I. Magdalena and the Mango Tree
riffing off Manuel’s undated painting Landscape with Sunflowers
I am Magdalena with the owl eyes, a long black braid like a horse’s tail. I wear a paper dress & coconut clogs my mother made with spindly hands. She is tall & skinny as a scarecrow but can tell time better than any rooster. She loves me more in dreams, she says, and cannot cry unless an onion is in her eye. Death will come soon enough, she says, so go play before night claims her prey. I hopscotch in the park of sunflowers tall as royal palms & howl to the dogs that take siestas in a kapok’s shade. A dozen widows in cobweb gowns knit baby clothes from jumbles of yarn. They shout in choral glee, sing us canticles to the papaya, lovely child, sing us seguidillas to the chirimoya too. I tell them no, no, you lady crows, it’s two o’clock, merienda time, and my mother awaits with teas of purslane & malanga fritters. At our shrine of cowrie shells, we will pray to La Vírgen de Regla with cups of seawater, lard lights, and I will sign of the cross on her lips, she the same to my eyes, and before the last church bell rings we will dance round our mango tree with ripe fruit big as the kidneys of bulls that graze in the graves of the stillborn, those raggedy toddlers picked too soon, and then at star-rise we will pig out on the fallen stinky fruit with hands tied, wet-earth knees, mouths bare, noses rooting like the holy hogs of Bethlehem, our slopped nostrils so deep, so deep into skin, flesh, & sap of everlasting life.
II. Manifesto
Before they bury me in a coffin of scrap wood with lead crumbs, I would like to paint on a canvas of sweet water with waves that go up and down like butterfly wings in a breeze of frankincense. I would look for my canvas in a river whose shores are the spongy womb of Mother Mary. Isn’t water purer than soil since God created water first? Don’t the unborn float joyfully in their warm amnions until the world wrenches them into a life of penuries and wants? With ferocious tone, your lips on fire, you ask me, Angel of Doubt, how would I paint on water since I’m an earthly creature, the son of mud and the grandson of slime? Whether I’m awake or asleep, you bring anguish into my world as if hope were just flotsam in some stagnant sea. You numb my hands when I take the brush. You make my eyes see blood when the sky is blue. You make me smell ammonia when I put a lily to my nose. You are wrong, so wrong. I will mock you as rust mocks steel, as termites mock wood, as rain mocks stone. I will find my own Eden on that river between mountains, my little boat safe and steady with its anchor of faith, and I will paint landscapes and still lifes with a brush big as an oar, my palette the rainbow, my light that of the sun that evaporates sighs and moans to Easter clouds.
III. Anaphora to a Small Cuban River
after Manuel’s circa 1943 painting San Juan River, Matanzas
River of ruffles, more a creek or a run-off than a proud & sovereign waterway, a smudge of famished water on hard clay.
River of humped canoes & banana boats urchin boys row in flotillas of carnaval as nuns sleep siestas of guava marmalade.

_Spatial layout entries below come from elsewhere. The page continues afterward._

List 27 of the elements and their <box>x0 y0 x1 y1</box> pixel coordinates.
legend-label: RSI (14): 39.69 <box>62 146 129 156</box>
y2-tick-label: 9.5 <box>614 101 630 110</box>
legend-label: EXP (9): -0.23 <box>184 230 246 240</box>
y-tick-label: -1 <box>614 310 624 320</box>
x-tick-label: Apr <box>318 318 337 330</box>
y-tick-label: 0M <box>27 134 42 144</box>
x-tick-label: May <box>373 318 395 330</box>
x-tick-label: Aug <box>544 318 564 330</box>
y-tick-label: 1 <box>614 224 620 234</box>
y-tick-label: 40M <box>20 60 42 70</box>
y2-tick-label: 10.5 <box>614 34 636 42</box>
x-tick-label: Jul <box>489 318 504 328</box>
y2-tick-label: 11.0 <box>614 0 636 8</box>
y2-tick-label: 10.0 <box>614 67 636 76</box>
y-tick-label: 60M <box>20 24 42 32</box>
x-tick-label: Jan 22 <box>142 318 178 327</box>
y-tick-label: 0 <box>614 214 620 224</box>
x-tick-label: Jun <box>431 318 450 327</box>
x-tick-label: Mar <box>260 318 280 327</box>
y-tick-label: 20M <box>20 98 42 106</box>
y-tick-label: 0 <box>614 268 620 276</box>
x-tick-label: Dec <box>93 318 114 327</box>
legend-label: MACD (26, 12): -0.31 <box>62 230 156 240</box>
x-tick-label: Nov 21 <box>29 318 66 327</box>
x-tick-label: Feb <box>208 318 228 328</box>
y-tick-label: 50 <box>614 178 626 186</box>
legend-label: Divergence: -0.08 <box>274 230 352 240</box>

River of red crabs whose claws are claves that chatter canticles on Easter Sunday when the poor get their alms of fatty lechón.
River of shallow houses with beaded doors that welcome multitudes of the wayward, the displaced, the haggard seeking charity.
River of redemption where cradles of corn husk & vine bassinets wash into foundling houses where the scrapped & cast-off bloom to wholeness.
River of memory that carves the stones of sin into amulets of grace & makes us weep our Taíno brethren burned for the Creed, our African brethren shackled to sugar cane.